As ever, I should add, we shall hope for the best and expect nothing. I certainly won't be expecting victory tomorrow. This isn't a tipping column, but there's no harm in saying that I would be pleasantly stunned were Das Kapital to win tomorrow. He'll be doing his best, of course, and he's a fit horse and a very nice one too - but I would be very surprised not merely if he were to beat the favourite Without Parole, but if any of the horses in the race could beat Without Parole. That son of Frankel,incidentally, is a previous winner so we wouldn't have met him in previous seasons because the race would have been a maiden rather than a novices' race, but that's by the by.
I believe that some trainers have been getting hot under the collar about most maiden races becoming novices' races, but I can't see what all the fuss is about. Without Parole is the only one of tomorrow's runners who wouldn't have been eligible had the race been a maiden race; and even without him we would still have been facing some daunting rivals, headed by Ostillo who has finished second in each of his three starts to date, is rated 84 and is a New Approach half-brother to a Group One winner. We're forecast to go off at 80/1 tomorrow. Without Parole is forecast to start at 4/9. Obviously we'd be shorter if he came out, but we'd still be 50/1.
And, really, is there that much difference between being a 50/1 shot in a 10-runner race and an 80/1 shot in an 11-runner race? It's no different to starting out over hurdles. If your horse is ready to run, you just run him in a race for inexperienced horses; and you don't worry at all whether it's a maiden hurdle or a novices' hurdle, which consists mostly of maidens with a small amount of previous winners thrown in, giving weight to the maidens. It's just not an issue. When you start racing your horse, you do so in the hope that he might run maybe 40 or 50 times. So if his chances of winning on debut are even less and slightly less than they might otherwise have been, does that really matter? It's Test cricket, not one-over stuff. You don't have to hit a six in the first over. It's how you last and what score you eventually end up with that matters. (Although obviously on the very rare occasions when you do whack the first ball out of the park, it's fair dinkum terrific!).
Monday, April 23, 2018
Subscribe to:
Post Comments (Atom)
3 comments:
Good luck tonight.
One of the things I was looking forward to with races being novices rather than maidens was the prospect that we would see 2yo careers like that of Provideo and Spindrifter.

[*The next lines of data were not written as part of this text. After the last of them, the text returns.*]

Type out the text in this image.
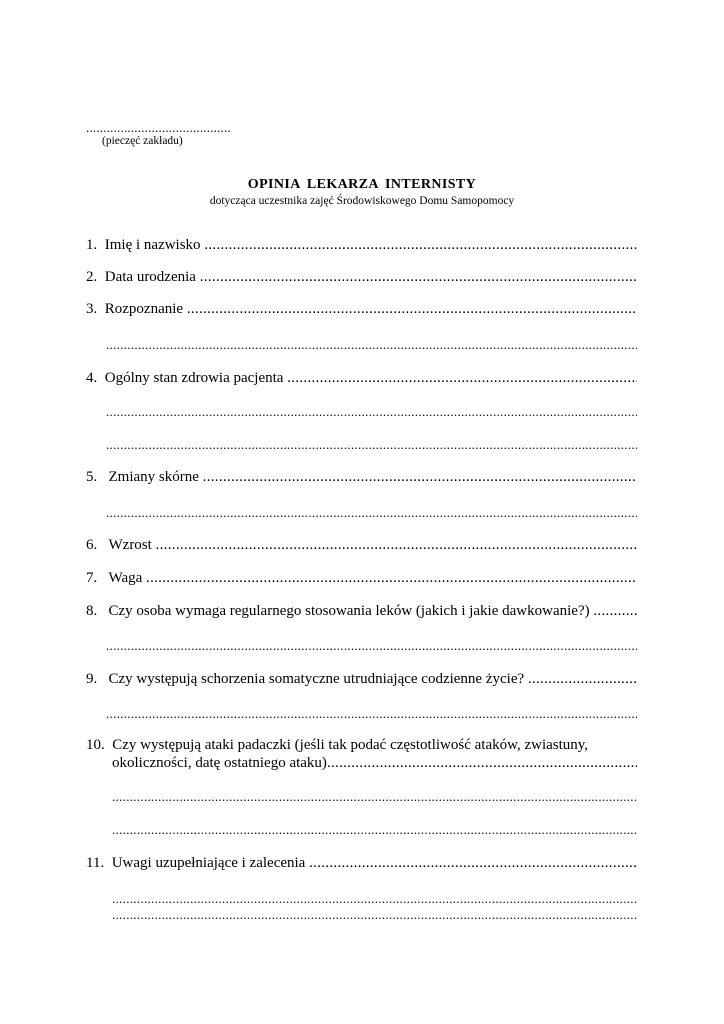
..........................................
(pieczęć zakładu)
OPINIA LEKARZA INTERNISTY
dotycząca uczestnika zajęć Środowiskowego Domu Samopomocy
1. Imię i nazwisko
.....
2. Data urodzenia
.....
3. Rozpoznanie
.....
.....
4. Ogólny stan zdrowia pacjenta
.....
.....
.....
5. Zmiany skórne
.....
.....
6. Wzrost
.....
7. Waga
.....
8. Czy osoba wymaga regularnego stosowania leków (jakich i jakie dawkowanie?)
.....
.....
9. Czy występują schorzenia somatyczne utrudniające codzienne życie?
.....
.....
10. Czy występują ataki padaczki (jeśli tak podać częstotliwość ataków, zwiastuny,
okoliczności, datę ostatniego ataku)
.....
.....
.....
11. Uwagi uzupełniające i zalecenia
.....
.....
.....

This is what I was told would be the benefit.
a little bit of the "aussie' colloquialism in the last sentence john ....good to see a little bit has still stayed with ya..lol tommy PS best of luck with your team this season
Cheers, Matthew, Thomas. Yes, I think that the thing with the novices' races, Matthew, is that it gives more opportunities for horses who win first or second time out, particularly first time out. Just like having novices' hurdles instead of just maiden hurdles, which works well. You wouldn't see a horse putting together a string of novice wins in Provideo, Timeless Times or Spindrifter style because one can't be a novice for too long - they would have to be racing in conditions races to do that. There are fewer conditions races than there used to be (which was a factor in two-year-olds who had won first time out having so few suitable opportunities for their second race) but there are still some. I was talking to Bill O'Gorman about this a few years ago and he observed that people who said that it would be impossible to do a Timeless Times or a Provideo nowadays because there aren't enough conditions races are wrong; he said that there still are enough conditions races, it is just that there are fewer of them, and such a horse would need to win a large percentage of them to rack up such a huge total of wins at two.